The while loop is very simple in it's construct.  It just has a condition, which can contain any expression that you wish to put there.  It will be checked at the beginning of each loop, continuing if the condition is true, so if it is never true then the code will never run.  


The repeat loop is also very simple.  It also has a condition, which can contain any expression that you wish.  However, the condition is checked at the end of each loop.  The condition is also reversed; in this case it will loop until it condition true.  This means that if it is true at the start then it will still run the code once.

The for loop has only recently been added to Uniface, in version 9.5.  It has a "counter" variable, a "start" value, an "end" value, and an optional "step" value (which is 1 by default).  This allows you to clearly define the number of times that you wish to loop, right up front.  The condition will be checked at the beginning of each loop, so if the "start" value is never less than the "end" value then the code will never run.

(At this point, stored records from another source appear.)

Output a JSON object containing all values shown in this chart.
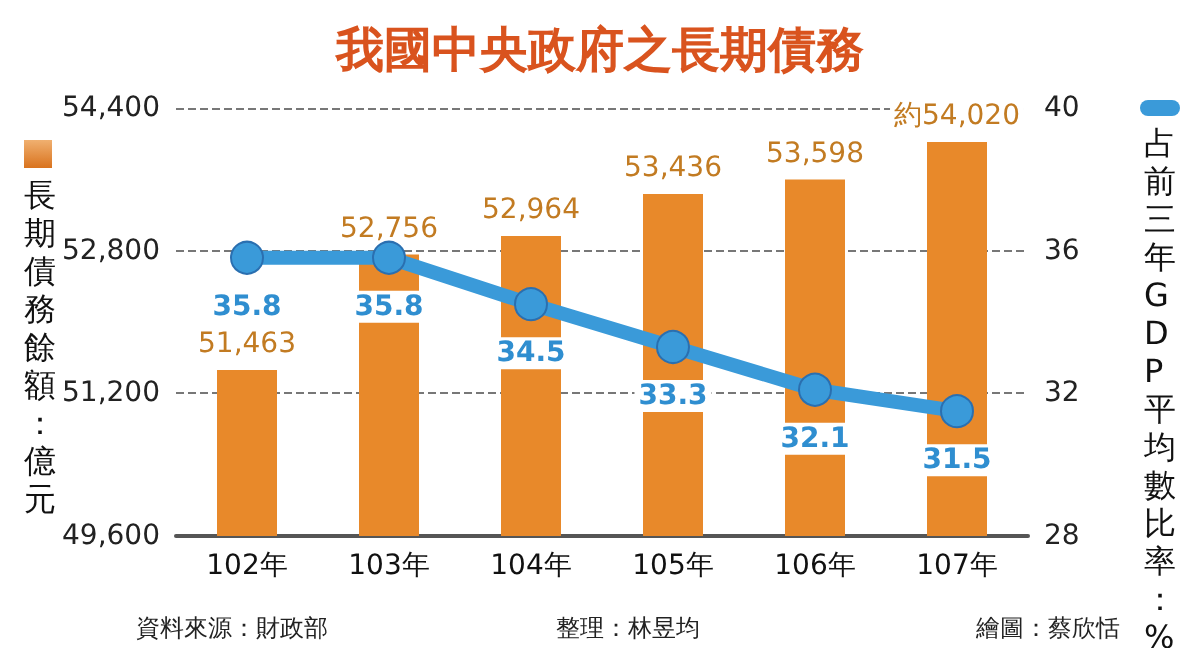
{
  "chart_data": {
    "type": "bar",
    "title": "我國中央政府之長期債務",
    "ylabel": "長期債務餘額：億元",
    "y2label": "占前三年GDP平均數比率：%",
    "categories": [
      "102年",
      "103年",
      "104年",
      "105年",
      "106年",
      "107年"
    ],
    "series": [
      {
        "color": "#e8892a",
        "values": [
          51463,
          52756,
          52964,
          53436,
          53598,
          54020
        ],
        "value_labels": [
          "51,463",
          "52,756",
          "52,964",
          "53,436",
          "53,598",
          "約54,020"
        ]
      },
      {
        "type": "line",
        "axis": "y2",
        "color": "#3a9ad9",
        "values": [
          35.8,
          35.8,
          34.5,
          33.3,
          32.1,
          31.5
        ],
        "value_labels": [
          "35.8",
          "35.8",
          "34.5",
          "33.3",
          "32.1",
          "31.5"
        ]
      }
    ],
    "ylim": [
      49600,
      54400
    ],
    "yticks": [
      {
        "value": 49600,
        "label": "49,600"
      },
      {
        "value": 51200,
        "label": "51,200"
      },
      {
        "value": 52800,
        "label": "52,800"
      },
      {
        "value": 54400,
        "label": "54,400"
      }
    ],
    "y2lim": [
      28,
      40
    ],
    "y2ticks": [
      28,
      32,
      36,
      40
    ],
    "grid": "y",
    "marker": "circle",
    "annotations": [
      "資料來源：財政部",
      "整理：林昱均",
      "繪圖：蔡欣恬"
    ]
  }
}
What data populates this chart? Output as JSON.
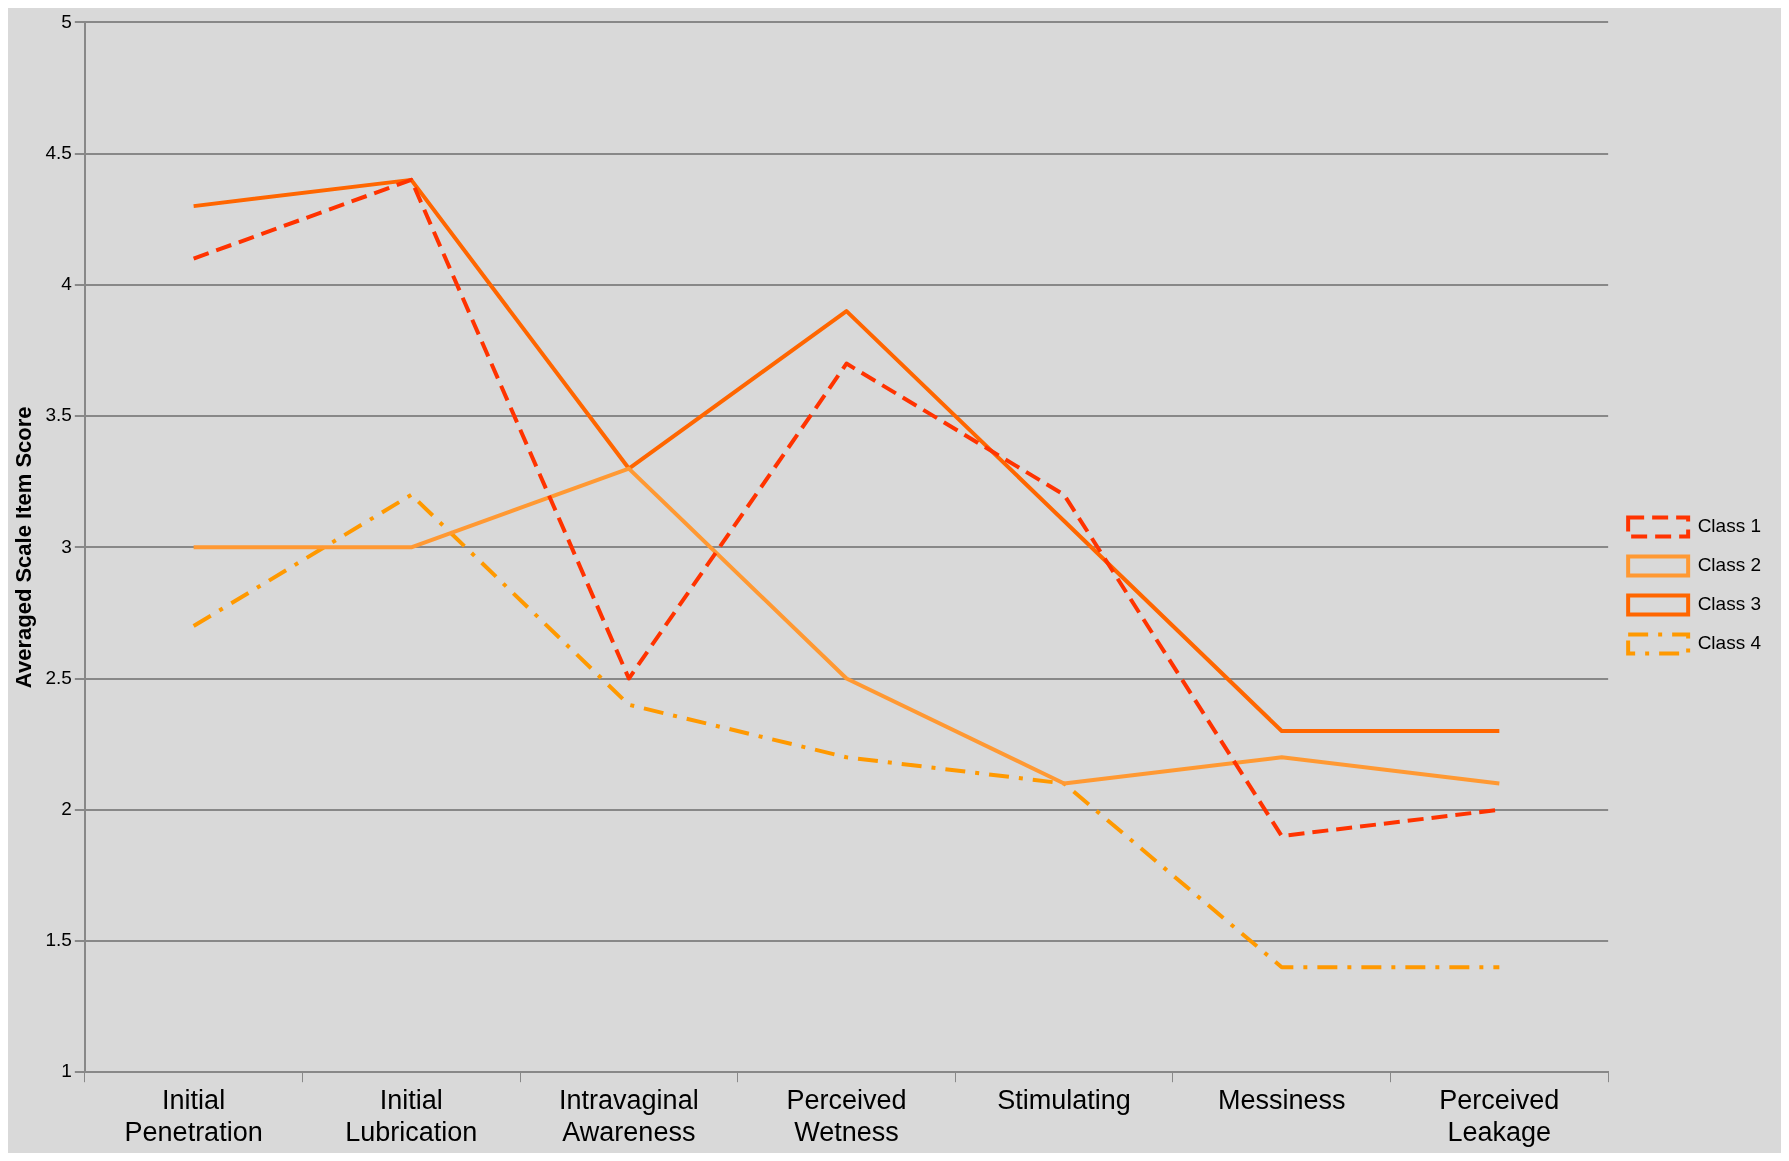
{
  "chart_data": {
    "type": "line",
    "ylabel": "Averaged Scale Item Score",
    "categories": [
      "Initial Penetration",
      "Initial Lubrication",
      "Intravaginal Awareness",
      "Perceived Wetness",
      "Stimulating",
      "Messiness",
      "Perceived Leakage"
    ],
    "series": [
      {
        "name": "Class 1",
        "color": "#ff3300",
        "line_style": "dashed",
        "values": [
          4.1,
          4.4,
          2.5,
          3.7,
          3.2,
          1.9,
          2.0
        ]
      },
      {
        "name": "Class 2",
        "color": "#ff9933",
        "line_style": "solid",
        "values": [
          3.0,
          3.0,
          3.3,
          2.5,
          2.1,
          2.2,
          2.1
        ]
      },
      {
        "name": "Class 3",
        "color": "#ff6600",
        "line_style": "solid",
        "values": [
          4.3,
          4.4,
          3.3,
          3.9,
          3.1,
          2.3,
          2.3
        ]
      },
      {
        "name": "Class 4",
        "color": "#ff9900",
        "line_style": "dashdot",
        "values": [
          2.7,
          3.2,
          2.4,
          2.2,
          2.1,
          1.4,
          1.4
        ]
      }
    ],
    "ylim": [
      1,
      5
    ],
    "yticks": [
      1,
      1.5,
      2,
      2.5,
      3,
      3.5,
      4,
      4.5,
      5
    ],
    "grid": "y",
    "legend": "right",
    "marker": "none"
  }
}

Uniface 9.5 also added some more specific loop commands, but I'll talk about these in a future post.

Having discussed their difference, here is how to make each of them iterate 5 times, and the time it takes to do so 20,000,000 times...

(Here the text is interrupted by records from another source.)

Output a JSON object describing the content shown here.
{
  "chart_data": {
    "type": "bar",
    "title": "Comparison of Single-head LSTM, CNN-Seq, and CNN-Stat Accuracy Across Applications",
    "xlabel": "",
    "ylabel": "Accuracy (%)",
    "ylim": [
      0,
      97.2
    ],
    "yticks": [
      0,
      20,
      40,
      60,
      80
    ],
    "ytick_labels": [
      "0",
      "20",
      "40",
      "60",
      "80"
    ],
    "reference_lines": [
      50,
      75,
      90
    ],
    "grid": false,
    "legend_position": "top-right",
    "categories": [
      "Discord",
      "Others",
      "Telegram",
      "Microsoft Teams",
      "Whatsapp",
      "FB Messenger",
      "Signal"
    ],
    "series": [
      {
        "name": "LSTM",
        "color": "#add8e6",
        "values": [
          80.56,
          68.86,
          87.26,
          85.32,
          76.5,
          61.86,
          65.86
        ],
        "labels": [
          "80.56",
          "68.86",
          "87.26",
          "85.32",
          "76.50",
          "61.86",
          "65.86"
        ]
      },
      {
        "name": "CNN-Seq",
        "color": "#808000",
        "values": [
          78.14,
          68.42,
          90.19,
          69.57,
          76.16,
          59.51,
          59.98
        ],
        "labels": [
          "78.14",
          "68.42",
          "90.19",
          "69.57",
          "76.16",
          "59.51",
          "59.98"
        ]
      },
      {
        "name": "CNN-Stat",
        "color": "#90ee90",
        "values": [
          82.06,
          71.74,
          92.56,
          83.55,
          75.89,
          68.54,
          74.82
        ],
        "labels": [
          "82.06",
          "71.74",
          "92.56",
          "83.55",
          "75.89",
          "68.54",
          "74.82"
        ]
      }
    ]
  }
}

1) while = 00:28.80, 00:28.92, 00:29.01 (about 29 seconds)

  count = 0 
  while ( count < 5 )
    count = count + 1
    ;do something
  endwhile



2) repeat = 00:29.02, 00:29.32, 00:28.93 (about 29 seconds)

  count = 0 
  repeat
    count = count + 1
    ;do something
  until (count >= 5)


3) for = 00:29.05, 00:29.08, 00:29.01 (about 29 seconds)

  for count = 1 to 5
    ;do something
  endfor
  count = count - 1 ;this will equal 6 at the end of the loop



Given the timings, I should probably go back and rewrite my starting paragraph.  But just to prove that I actually write these things as I'm going, I'll do a big U-turn instead :)

Summary: There are different ways of looping in Uniface, but they all perform equally well, so pick your favourite.  Think about the conditionality though, as it will be processed for each iteration.


Monday 2 July 2012

Assignment operators

This is sort of an undocumented feature, certainly not one that I knew about until today, but as I discovered it in the documentation, I couldn't really label it as undocumented.  It's used in an example in the for loop section (which I'm investigating for a future blog post!) but not in the operators section, where I would have expected it.


In javascript there are three ways of incrementing a numeric value...

  • c = c + 1
  • c += 1
  • c++

The first is probably the most obvious at first glance, but the other two make sense once you know what they mean.  Both + and ++ are referred to as "arithmetic operators" whereas += is referred to as an "assignment operator".

Whilst I've known this in javascript for many years, I had no idea that you could also use the following assignment operators in Uniface as well...

  • Addition: c += 1 (which is the same as c = c + 1)
  • Subtraction: c -= 1 (which is the same as c = c - 1)
  • Multiplication: c *= 1 (which is the same as c = c * 1)
  • Division: c /= 1 (which is the same as c = c / 1)
  • Modulus: c %= 1 (which is the same as c = c % 1)

Interestingly in javascript if you attempt to do += with string values then it concatenates the two strings, but Uniface will always treat this as a numeric operator and attempt to cast the strings as numerics.

I've checked the performance of these shorthand operators with their longhand equivalents and they seem to perform identically, which possibly indicates that the compiler interprets them in the same way.  This means it is really a personal choice over which style the developer prefers.

It's worth noting that the arithmetic operators ++ and -- do not work - these cause compile errors.

Summary: There are shorthand numeric assignment operators available in Uniface, if you prefer this style of syntax.